A Blockbuster Case Yields an Unexpected Result
By ADAM LIPTAK
Published: September 19, 2011
WASHINGTON — People who hate Citizens United, last year’s blockbuster campaign finance decision by the Supreme Court, tend to blame it for allowing secret money from corporations and unions to flood the political landscape. But the critique is wrong on at least one point — the bit about secrecy.
An often-overlooked part of the Citizens United decision actually upheld disclosure requirements, saying that “transparency enables the electorate to make informed decisions and give proper weight to different speakers and messages.”
Lower courts have embraced the ruling, with at least nine of them relying on Citizens United to reject challenges to disclosure laws, often in cases involving political spending related to social issues.
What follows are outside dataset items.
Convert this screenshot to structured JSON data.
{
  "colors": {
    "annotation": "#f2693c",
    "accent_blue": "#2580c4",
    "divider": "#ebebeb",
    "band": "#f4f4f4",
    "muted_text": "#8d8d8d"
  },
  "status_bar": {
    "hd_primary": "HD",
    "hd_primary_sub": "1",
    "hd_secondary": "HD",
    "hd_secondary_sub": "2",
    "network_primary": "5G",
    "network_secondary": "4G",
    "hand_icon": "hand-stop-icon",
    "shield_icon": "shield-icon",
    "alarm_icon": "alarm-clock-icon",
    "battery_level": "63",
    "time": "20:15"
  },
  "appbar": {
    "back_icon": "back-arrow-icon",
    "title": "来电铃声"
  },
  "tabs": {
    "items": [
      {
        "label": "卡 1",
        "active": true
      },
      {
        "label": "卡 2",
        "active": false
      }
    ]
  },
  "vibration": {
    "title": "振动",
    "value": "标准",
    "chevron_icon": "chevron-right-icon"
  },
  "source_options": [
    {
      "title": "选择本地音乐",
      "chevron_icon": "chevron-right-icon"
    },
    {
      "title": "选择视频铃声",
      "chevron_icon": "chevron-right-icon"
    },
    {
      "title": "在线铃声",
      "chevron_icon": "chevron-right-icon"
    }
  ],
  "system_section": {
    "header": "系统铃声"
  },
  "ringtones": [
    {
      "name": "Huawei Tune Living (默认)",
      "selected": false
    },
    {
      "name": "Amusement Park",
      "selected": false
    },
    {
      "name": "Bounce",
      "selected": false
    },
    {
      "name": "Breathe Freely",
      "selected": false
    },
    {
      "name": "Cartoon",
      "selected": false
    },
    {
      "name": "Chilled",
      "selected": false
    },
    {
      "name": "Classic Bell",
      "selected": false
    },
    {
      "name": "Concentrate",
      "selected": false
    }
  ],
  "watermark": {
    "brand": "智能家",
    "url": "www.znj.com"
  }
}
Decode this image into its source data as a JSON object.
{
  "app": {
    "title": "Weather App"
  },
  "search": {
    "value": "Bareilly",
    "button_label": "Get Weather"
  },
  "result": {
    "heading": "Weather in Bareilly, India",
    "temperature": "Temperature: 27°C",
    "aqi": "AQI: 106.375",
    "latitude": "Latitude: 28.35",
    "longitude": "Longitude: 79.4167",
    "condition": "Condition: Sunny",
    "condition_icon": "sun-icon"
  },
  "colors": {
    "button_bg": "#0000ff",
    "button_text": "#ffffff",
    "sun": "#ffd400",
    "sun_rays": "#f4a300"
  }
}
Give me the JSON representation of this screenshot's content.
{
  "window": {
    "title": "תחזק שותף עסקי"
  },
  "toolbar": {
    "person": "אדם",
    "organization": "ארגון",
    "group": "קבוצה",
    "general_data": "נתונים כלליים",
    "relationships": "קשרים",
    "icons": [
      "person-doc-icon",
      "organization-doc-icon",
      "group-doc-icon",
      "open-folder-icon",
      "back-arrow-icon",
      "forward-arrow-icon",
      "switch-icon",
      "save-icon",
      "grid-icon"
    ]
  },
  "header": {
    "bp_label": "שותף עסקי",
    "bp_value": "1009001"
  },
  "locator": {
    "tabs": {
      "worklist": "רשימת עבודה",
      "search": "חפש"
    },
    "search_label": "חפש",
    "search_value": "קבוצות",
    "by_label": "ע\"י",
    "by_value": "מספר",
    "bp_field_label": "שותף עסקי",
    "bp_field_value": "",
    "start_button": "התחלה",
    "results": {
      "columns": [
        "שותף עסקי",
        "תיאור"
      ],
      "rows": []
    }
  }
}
In particular, courts have rejected efforts by groups opposed tosame-sex marriage to keep their supporters and spending secret.
Put another way, you can make the argument that Citizens United has been good for gay rights. “Even Justice Scalia supports donor disclosure,” said Joe Solmonese, president of the Human Rights Campaign, a national gay rights group.
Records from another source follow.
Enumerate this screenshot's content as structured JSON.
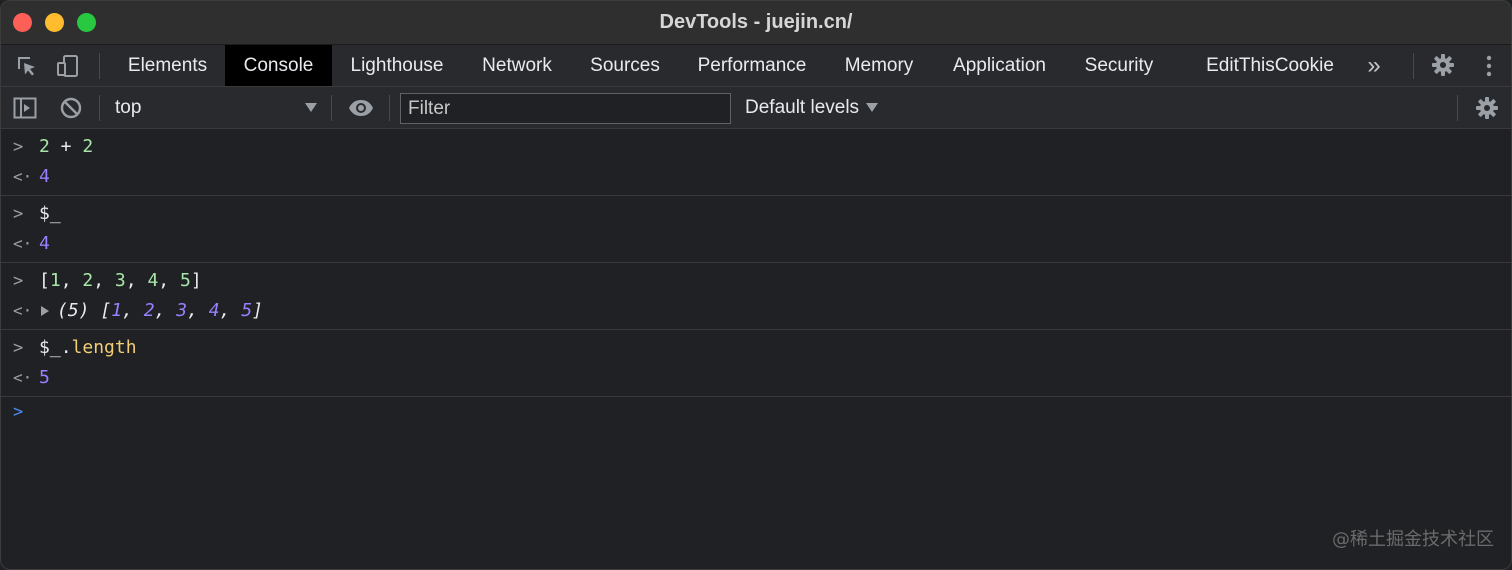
{
  "window": {
    "title": "DevTools - juejin.cn/"
  },
  "tabs": [
    {
      "label": "Elements",
      "active": false
    },
    {
      "label": "Console",
      "active": true
    },
    {
      "label": "Lighthouse",
      "active": false
    },
    {
      "label": "Network",
      "active": false
    },
    {
      "label": "Sources",
      "active": false
    },
    {
      "label": "Performance",
      "active": false
    },
    {
      "label": "Memory",
      "active": false
    },
    {
      "label": "Application",
      "active": false
    },
    {
      "label": "Security",
      "active": false
    },
    {
      "label": "EditThisCookie",
      "active": false
    }
  ],
  "tabbar": {
    "more_label": "»"
  },
  "toolbar": {
    "context": "top",
    "filter_placeholder": "Filter",
    "filter_value": "",
    "levels_label": "Default levels"
  },
  "console": {
    "entries": [
      {
        "input": {
          "left": "2",
          "op": " + ",
          "right": "2"
        },
        "result": "4"
      },
      {
        "input": {
          "text": "$_"
        },
        "result": "4"
      },
      {
        "input": {
          "open": "[",
          "items": [
            "1",
            "2",
            "3",
            "4",
            "5"
          ],
          "close": "]"
        },
        "result": {
          "count": "(5)",
          "open": "[",
          "items": [
            "1",
            "2",
            "3",
            "4",
            "5"
          ],
          "close": "]"
        }
      },
      {
        "input": {
          "obj": "$_",
          "dot": ".",
          "prop": "length"
        },
        "result": "5"
      }
    ]
  },
  "watermark": "@稀土掘金技术社区",
  "colors": {
    "background": "#202124",
    "number": "#9980ff",
    "property": "#f2ce74",
    "prompt": "#4e8bf7"
  }
}
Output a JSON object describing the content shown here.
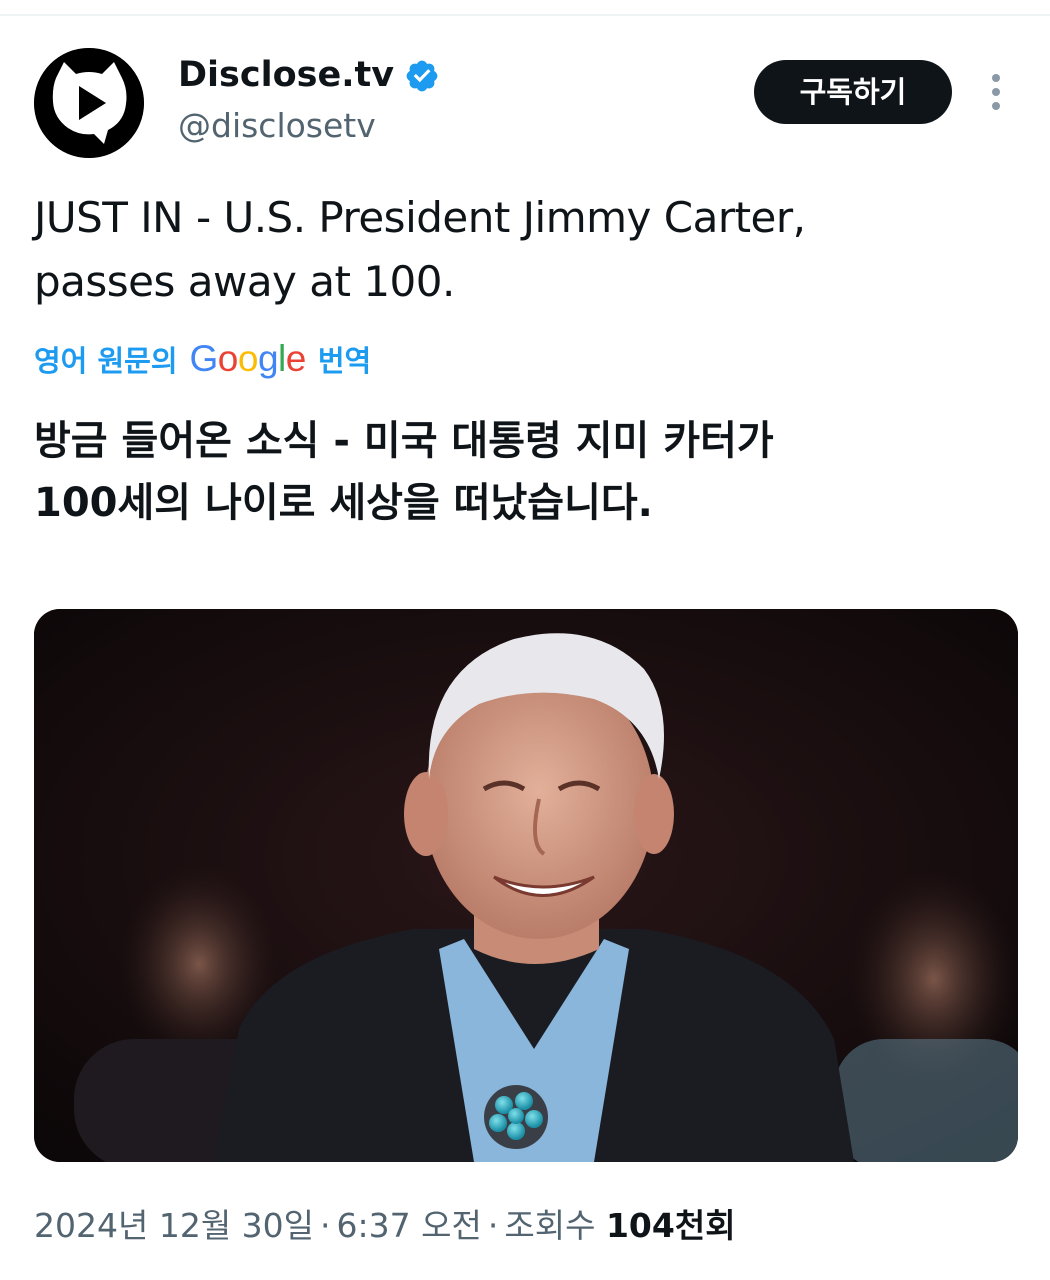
{
  "author": {
    "name": "Disclose.tv",
    "handle": "@disclosetv",
    "verified": true,
    "avatar_icon": "play-speech-bubble-icon"
  },
  "actions": {
    "subscribe_label": "구독하기",
    "more_icon": "more-vertical-icon"
  },
  "tweet": {
    "text_lines": [
      "JUST IN - U.S. President Jimmy Carter,",
      "passes away at 100."
    ],
    "translation": {
      "label_prefix": "영어 원문의",
      "google": [
        "G",
        "o",
        "o",
        "g",
        "l",
        "e"
      ],
      "label_suffix": "번역",
      "text_lines": [
        "방금 들어온 소식 - 미국 대통령 지미 카터가",
        "100세의 나이로 세상을 떠났습니다."
      ]
    }
  },
  "meta": {
    "date": "2024년 12월 30일",
    "separator": "·",
    "time": "6:37 오전",
    "views_label": "조회수",
    "views_count": "104천회"
  },
  "colors": {
    "text": "#0f1419",
    "secondary": "#536471",
    "link": "#1d9bf0",
    "verified": "#1d9bf0",
    "button_bg": "#0f1419",
    "google_blue": "#4285f4",
    "google_red": "#ea4335",
    "google_yellow": "#fbbc05",
    "google_green": "#34a853"
  }
}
The Supreme Court has left open the possibility that secrecy may be warranted when there is hard proof of illegal harassment of supporters of controversial causes. But justices across the ideological spectrum have so far leaned toward the value of open debate.
“Requiring people to stand up in public for their political acts fosters civic courage, without which democracy is doomed,” Justice Antonin Scalia wrote in another case last year.
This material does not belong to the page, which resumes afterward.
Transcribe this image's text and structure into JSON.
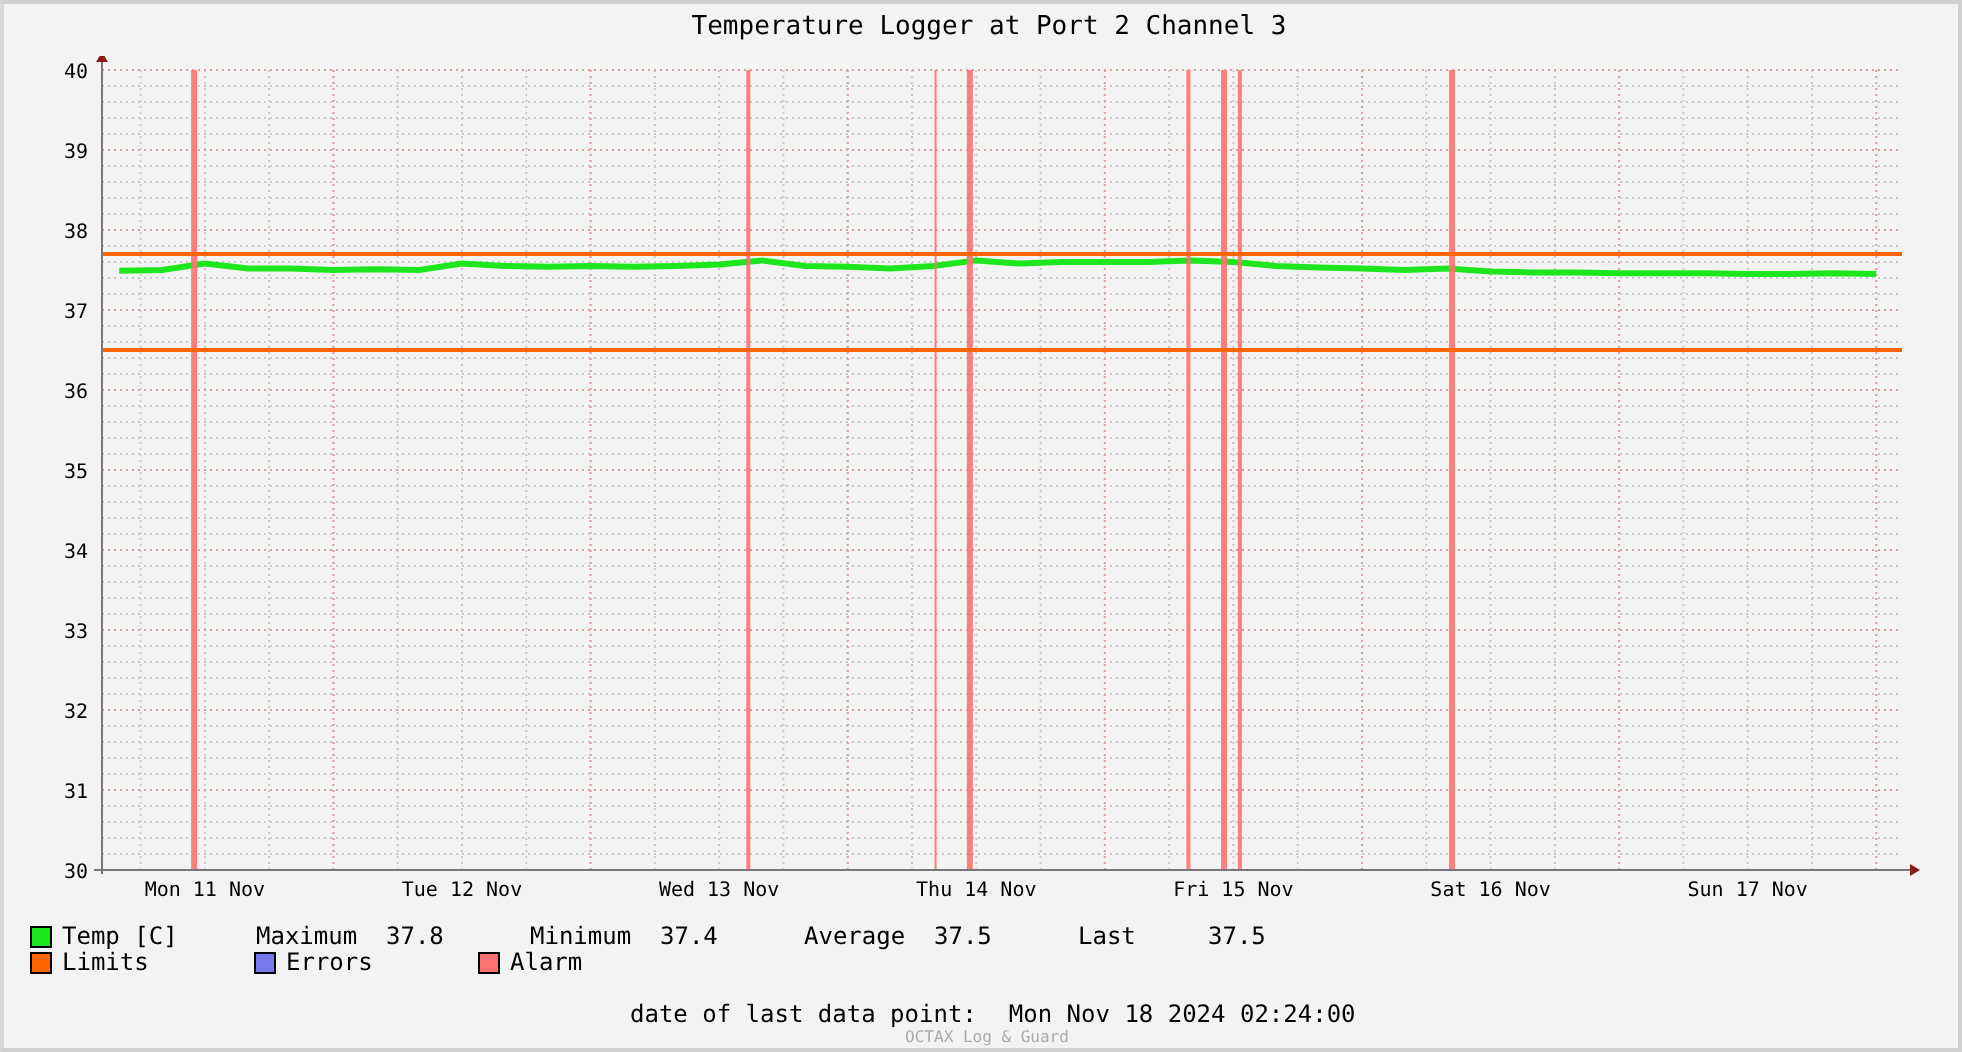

None of this means that existing disclosure laws are necessarily adequate. But if they are not, the fault lies with Congress and state legislatures, not the Supreme Court. You can’t blame Citizens United for everything.
It is probably true that the more important issue is not which laws have been upheld, but rather which bills were never passed. But it is also true that the Supreme Court is likely to sustain aggressive disclosure laws if they are enacted. The part of Citizens United that everyone remembers was its main ruling, allowing unlimited campaign spending by corporations and unions. The court decided that part by a 5-to-4 vote, split along the classic ideological fault line. People forget the second aspect of the decision, this one favoring disclosure and decided by a lopsided vote. Only Justice Clarence Thomas dissented.
The two parts of Citizens United are not hard to harmonize. Citizens United takes the libertarian view that people may be trusted to evaluate the messages they hear and need not be sheltered from the responsibility of critical thinking. The theory is as applicable to the marketing of soda and cigarettes as it is to that of political candidates.
Citizens United itself concerned a slashing polemical documentary about Hillary Rodham Clinton paid for by a conservative advocacy corporation that wanted to distribute the film on a video-on-demand service during the Democratic presidential primaries in 2008, when Mrs. Clinton was seeking the party’s nomination.
The five-justice majority in Citizens United said that speech about politics is at the core of what the First Amendment protects, that more speech is better than less and that the government has no business deciding who can speak or how much.
It is a small step from that reasoning to saying, as eight justices did, that it helps to know who is advancing the ideas you are evaluating. You probably trust some sources of information more than others, for instance, and you may examine an argument more skeptically if it happens to align with the speaker’s self-interest.
Richard L. Hasen, an election law specialist at the University of California, Irvine, added that political science research had shown that disclosure could provide voters with useful information. “If all I tell you about a candidate is that he is backed by the N.R.A. or Planned Parenthood, that is all many voters need to know,” he said. “The disclosure serves a shortcut function.”
James Bopp Jr., a driving force behind the Citizens United case and a leading critic of campaign finance regulation, acknowledged that his side had been on something of a losing streak in disclosure cases, including in a pair of decisions last month from the United States Court of Appeals for the First Circuit, in Boston, that upheld laws fromMaine and Rhode Island requiring the disclosure of election-related spending.
“It is true,” Mr. Bopp said, “that some courts, particularly most recently the First Circuit, have treated Citizens United’s endorsement of disclosure as novel, which it isn’t, but also as carte blanche for any regulation.”
Mr. Bopp is right that the Supreme Court has long been comfortable with disclosure requirements. But Ciara Torres-Spelliscy, a law professor at Stetson University in Florida, said that lower courts had in the years before Citizens United grown skeptical of compulsory transparency, sometimes saying that it chilled First Amendment rights by imposing burdensome reporting requirements. “Before Citizens United, there was a very alarming trend in this area,” she said.
In a recent article in the Georgia State University Law Review, Professor Torres-Spelliscy described “the dramatic 180-degree turn that the law has taken” in the wake of Citizens United on the issue of disclosure.
These days, Professor Hasen said, “lower courts have been taking their cue from Citizens United that disclosure laws, even if they are intrusive, are constitutional.